Die Arbeitskosten sehen die Wiener Unternehmen mit 75 Prozent als größte Herausforderung des laufenden Jahres, gefolgt von Arbeits- und Fachkräftemangel (73 Prozent) und Energie- und Materialkosten an erster Stelle (56 Prozent).
„Die Regierung hat mit dem Hilfspaket sicherlich einen großen Schritt gemacht. Die Abschaffung der Kaltprogression ist ein Gewinn für Unternehmen und Arbeitnehmer. Deshalb haben wir uns dafür, aber auch für die Unterstützung von Unternehmen, die viel verbrauchen, stark gemacht.“ Energie. Es ist jedoch wichtig, nicht auf halbem Weg stehen zu bleiben. Wenn Sozialleistungen wie geplant bewertet werden, ist es viel wichtiger, Festbeträge und Pauschalen für das wirtschaftliche Leben automatisch an die Inflation anzupassen. Viele Probleme, die durch Inflation verursacht werden, können auf diese Weise gelöst werden einfach und unbürokratisch.
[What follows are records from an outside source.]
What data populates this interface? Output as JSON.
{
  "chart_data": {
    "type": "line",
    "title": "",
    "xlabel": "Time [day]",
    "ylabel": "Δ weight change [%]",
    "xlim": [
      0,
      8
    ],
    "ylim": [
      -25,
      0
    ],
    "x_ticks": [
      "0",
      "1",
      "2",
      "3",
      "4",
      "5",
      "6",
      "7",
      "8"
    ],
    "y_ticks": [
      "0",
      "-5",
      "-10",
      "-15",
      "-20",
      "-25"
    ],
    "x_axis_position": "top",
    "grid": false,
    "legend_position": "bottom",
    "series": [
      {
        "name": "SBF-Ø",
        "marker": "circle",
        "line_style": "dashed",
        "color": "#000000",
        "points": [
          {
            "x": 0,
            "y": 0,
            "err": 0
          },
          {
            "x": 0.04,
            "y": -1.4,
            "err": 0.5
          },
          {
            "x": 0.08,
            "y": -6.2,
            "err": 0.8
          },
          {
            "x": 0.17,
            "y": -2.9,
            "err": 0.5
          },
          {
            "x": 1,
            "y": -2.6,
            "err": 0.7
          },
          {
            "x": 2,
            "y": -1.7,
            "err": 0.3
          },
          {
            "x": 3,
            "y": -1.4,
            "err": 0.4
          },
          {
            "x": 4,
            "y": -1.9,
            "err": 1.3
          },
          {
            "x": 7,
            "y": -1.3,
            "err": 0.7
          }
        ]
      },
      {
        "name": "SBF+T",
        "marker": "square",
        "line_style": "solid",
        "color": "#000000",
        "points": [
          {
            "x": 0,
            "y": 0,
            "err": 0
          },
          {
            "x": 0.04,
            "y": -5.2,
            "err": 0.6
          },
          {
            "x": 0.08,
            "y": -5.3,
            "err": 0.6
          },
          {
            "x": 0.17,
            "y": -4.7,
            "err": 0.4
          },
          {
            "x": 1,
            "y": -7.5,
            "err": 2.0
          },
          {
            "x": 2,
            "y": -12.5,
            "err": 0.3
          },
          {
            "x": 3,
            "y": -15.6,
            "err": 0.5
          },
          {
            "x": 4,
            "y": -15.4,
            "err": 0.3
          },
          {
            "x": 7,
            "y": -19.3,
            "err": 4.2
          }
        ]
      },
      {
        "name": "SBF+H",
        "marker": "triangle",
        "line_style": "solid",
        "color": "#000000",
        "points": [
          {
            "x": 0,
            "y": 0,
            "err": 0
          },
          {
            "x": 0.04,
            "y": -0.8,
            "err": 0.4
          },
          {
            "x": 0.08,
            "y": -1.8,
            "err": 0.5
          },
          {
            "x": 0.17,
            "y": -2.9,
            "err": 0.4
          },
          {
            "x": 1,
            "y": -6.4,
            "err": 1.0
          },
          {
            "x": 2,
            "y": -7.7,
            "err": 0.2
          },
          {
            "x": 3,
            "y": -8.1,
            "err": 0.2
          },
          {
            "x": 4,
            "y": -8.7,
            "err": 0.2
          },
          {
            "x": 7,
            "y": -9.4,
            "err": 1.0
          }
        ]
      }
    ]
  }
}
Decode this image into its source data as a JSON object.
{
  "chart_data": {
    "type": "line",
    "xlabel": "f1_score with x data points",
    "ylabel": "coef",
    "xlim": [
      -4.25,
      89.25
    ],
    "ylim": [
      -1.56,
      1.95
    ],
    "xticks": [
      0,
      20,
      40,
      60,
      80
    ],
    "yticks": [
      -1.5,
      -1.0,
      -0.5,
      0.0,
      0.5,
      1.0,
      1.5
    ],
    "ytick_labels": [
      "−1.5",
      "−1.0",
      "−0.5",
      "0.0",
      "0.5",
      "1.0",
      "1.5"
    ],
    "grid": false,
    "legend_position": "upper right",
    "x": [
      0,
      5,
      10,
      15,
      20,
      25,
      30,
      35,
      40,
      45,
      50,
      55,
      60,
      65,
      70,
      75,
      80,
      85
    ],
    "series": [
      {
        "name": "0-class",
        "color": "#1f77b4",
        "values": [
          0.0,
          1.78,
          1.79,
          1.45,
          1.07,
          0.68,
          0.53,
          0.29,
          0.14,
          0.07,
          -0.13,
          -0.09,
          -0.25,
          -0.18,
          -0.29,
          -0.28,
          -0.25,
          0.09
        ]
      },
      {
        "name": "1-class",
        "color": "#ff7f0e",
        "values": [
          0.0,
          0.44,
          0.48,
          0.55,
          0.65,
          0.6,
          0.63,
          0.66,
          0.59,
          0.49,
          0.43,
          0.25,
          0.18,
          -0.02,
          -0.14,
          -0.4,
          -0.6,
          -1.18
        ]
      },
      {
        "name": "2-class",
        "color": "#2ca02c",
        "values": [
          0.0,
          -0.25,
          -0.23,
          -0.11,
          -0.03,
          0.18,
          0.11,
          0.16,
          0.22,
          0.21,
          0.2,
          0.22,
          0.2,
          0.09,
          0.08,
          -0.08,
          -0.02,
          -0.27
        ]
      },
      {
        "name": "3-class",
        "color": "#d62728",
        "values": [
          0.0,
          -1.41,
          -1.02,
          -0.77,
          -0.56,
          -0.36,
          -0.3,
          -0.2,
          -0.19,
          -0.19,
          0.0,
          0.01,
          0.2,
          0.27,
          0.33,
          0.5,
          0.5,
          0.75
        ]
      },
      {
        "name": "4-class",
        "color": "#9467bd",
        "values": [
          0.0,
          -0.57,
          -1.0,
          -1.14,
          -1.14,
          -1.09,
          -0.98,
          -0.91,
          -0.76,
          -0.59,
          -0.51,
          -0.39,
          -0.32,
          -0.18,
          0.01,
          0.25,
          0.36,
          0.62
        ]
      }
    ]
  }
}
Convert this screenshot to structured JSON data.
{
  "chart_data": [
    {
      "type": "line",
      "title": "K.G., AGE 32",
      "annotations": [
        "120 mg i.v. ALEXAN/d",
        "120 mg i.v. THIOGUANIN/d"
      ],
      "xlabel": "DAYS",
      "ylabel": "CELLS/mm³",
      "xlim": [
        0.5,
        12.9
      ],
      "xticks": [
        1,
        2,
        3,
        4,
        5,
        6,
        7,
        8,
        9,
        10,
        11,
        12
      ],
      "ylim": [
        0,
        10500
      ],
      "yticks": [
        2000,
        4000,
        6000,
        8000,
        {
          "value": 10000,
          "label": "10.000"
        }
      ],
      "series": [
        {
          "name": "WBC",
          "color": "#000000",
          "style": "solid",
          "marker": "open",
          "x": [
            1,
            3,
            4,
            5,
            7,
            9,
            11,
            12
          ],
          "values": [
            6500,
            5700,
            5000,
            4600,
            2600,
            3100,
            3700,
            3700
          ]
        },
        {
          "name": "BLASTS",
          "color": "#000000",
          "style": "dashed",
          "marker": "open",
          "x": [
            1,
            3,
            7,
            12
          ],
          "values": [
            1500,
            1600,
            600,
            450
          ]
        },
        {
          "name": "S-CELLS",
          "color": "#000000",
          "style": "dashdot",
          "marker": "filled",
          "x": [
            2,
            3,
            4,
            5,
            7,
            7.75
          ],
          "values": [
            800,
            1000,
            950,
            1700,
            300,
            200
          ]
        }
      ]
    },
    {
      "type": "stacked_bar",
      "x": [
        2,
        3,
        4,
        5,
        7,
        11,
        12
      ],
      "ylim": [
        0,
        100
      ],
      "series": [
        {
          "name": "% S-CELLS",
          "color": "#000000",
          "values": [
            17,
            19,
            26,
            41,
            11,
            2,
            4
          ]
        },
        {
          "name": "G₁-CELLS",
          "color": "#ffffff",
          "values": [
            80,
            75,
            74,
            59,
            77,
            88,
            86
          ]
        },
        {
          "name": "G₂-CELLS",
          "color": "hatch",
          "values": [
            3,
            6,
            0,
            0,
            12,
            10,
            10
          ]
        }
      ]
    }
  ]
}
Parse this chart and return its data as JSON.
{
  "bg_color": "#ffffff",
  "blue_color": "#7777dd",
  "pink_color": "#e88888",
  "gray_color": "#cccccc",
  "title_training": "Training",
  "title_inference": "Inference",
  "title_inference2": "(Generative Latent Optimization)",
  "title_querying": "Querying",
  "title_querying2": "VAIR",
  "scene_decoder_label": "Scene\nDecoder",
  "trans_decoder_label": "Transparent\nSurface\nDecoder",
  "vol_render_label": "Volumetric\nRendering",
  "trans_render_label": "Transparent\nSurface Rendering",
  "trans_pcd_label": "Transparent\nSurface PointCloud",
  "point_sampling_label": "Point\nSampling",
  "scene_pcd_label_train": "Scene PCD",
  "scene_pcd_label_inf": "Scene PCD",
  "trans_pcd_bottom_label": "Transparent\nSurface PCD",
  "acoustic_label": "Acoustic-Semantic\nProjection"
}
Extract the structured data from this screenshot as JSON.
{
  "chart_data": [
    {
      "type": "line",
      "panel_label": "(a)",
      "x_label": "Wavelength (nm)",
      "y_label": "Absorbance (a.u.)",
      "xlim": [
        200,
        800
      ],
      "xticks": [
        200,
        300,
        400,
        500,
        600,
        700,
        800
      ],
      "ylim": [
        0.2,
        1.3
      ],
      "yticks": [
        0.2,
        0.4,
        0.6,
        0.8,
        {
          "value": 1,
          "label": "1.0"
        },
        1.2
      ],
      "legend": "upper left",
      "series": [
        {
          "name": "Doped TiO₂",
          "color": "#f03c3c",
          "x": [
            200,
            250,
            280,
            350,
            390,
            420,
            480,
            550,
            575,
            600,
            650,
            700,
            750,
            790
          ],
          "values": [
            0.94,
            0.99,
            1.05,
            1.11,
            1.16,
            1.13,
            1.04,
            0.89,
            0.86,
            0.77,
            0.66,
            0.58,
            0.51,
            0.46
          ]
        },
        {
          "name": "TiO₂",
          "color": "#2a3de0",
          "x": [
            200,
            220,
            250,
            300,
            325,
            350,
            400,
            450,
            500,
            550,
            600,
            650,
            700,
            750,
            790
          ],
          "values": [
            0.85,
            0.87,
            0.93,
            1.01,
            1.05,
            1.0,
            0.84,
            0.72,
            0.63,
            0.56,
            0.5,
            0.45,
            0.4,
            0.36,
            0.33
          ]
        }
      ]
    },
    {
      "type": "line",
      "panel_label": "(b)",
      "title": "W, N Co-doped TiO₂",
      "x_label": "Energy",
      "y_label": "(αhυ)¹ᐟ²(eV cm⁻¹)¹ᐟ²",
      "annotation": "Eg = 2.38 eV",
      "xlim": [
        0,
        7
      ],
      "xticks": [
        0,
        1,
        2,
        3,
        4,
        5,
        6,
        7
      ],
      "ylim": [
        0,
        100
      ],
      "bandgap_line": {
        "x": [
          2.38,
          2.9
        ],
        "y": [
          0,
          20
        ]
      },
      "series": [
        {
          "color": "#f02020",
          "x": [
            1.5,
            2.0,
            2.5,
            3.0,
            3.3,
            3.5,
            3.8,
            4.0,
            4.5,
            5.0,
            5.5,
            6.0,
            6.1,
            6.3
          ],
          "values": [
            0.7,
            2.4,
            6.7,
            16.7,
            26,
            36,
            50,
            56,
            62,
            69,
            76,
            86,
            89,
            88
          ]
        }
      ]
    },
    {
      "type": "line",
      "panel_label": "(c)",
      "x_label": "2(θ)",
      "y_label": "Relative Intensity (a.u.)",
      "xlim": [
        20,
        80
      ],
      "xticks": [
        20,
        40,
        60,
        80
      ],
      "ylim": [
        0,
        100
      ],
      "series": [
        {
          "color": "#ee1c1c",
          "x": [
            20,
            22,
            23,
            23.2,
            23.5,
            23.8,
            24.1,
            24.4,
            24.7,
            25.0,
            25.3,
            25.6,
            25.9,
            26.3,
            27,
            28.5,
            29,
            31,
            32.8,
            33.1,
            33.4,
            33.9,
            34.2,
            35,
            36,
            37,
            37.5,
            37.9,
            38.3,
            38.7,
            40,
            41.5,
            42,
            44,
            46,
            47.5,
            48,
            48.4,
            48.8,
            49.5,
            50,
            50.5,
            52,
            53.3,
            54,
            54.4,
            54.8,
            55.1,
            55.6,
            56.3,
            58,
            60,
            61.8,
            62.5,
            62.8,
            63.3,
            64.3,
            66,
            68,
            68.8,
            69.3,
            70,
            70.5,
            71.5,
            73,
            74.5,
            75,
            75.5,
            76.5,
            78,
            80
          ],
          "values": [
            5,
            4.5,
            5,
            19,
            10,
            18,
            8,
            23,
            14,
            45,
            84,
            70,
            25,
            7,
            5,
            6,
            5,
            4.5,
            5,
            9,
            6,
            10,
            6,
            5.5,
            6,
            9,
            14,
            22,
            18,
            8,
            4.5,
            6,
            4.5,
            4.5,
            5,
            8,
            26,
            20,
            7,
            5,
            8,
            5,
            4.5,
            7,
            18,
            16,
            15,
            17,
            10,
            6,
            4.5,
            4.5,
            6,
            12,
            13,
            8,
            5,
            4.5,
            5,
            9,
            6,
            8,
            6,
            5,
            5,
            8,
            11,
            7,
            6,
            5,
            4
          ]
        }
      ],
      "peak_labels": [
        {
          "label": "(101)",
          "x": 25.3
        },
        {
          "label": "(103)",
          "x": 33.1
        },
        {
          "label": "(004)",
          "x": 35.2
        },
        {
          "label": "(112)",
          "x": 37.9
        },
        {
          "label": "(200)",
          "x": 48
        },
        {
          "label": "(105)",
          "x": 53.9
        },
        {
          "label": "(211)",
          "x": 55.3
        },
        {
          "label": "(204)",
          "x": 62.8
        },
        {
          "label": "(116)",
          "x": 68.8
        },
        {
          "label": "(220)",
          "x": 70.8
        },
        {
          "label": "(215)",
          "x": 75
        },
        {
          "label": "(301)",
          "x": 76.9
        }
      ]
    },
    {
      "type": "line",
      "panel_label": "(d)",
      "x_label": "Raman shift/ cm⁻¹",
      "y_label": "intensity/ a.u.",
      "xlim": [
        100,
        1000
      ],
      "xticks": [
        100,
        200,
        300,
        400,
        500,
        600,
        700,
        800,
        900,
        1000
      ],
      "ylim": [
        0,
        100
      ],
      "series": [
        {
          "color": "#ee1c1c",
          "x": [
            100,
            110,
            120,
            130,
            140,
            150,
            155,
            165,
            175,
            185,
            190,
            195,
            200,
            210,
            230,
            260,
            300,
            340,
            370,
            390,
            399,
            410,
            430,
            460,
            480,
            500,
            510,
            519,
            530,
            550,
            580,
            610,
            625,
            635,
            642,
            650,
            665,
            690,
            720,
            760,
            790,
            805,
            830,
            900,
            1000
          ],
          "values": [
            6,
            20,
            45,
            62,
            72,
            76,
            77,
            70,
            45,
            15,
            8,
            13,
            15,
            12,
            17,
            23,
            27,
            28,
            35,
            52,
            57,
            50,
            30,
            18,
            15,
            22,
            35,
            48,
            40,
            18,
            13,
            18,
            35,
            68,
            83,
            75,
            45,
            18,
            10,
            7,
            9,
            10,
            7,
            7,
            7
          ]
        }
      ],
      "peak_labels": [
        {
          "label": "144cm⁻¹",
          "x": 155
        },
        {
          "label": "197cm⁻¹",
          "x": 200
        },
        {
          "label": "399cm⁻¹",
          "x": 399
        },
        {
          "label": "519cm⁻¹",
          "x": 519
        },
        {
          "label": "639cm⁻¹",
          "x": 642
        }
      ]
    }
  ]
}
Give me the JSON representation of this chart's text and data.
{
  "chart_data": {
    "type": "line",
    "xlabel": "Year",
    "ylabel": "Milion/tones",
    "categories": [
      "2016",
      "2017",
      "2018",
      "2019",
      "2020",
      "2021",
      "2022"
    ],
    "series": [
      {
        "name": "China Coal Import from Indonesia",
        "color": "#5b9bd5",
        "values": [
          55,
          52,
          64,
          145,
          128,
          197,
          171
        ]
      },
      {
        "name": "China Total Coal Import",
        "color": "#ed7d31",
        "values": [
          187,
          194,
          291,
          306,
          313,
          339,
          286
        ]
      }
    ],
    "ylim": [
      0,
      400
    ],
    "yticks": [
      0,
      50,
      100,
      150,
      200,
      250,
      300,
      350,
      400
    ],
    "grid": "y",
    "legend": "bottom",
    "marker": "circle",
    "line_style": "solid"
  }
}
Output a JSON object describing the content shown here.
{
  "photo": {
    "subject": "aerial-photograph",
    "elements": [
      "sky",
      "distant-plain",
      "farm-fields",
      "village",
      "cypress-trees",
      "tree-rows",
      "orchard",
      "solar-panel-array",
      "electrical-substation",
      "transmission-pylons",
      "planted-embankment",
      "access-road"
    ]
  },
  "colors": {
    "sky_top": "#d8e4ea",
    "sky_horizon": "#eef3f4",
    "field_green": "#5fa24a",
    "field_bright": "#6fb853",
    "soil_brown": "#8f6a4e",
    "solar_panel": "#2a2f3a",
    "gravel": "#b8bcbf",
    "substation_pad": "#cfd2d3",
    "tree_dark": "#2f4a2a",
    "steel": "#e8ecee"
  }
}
Die Wirtschaftskammer Wien hat ein entsprechendes Modell für ein Wertermittlungsgesetz bereits vorgelegt“, so Ruck abschließend.
Die Anpassungen des Aufwertungsgesetzes würden – abgesehen von den Lohn- und Einkommensteuersätzen – auch für unzählige Bereiche gelten, in denen es gesetzliche Festbeträge gibt, wie den Kilometerbonus (derzeit 42 Cent pro Kilometer), die Kleinunternehmergrenze (derzeit 35.000 Euro Jahresumsatz) oder die Grenze für geringwertige Wirtschaftsgüter (derzeit 800 Euro).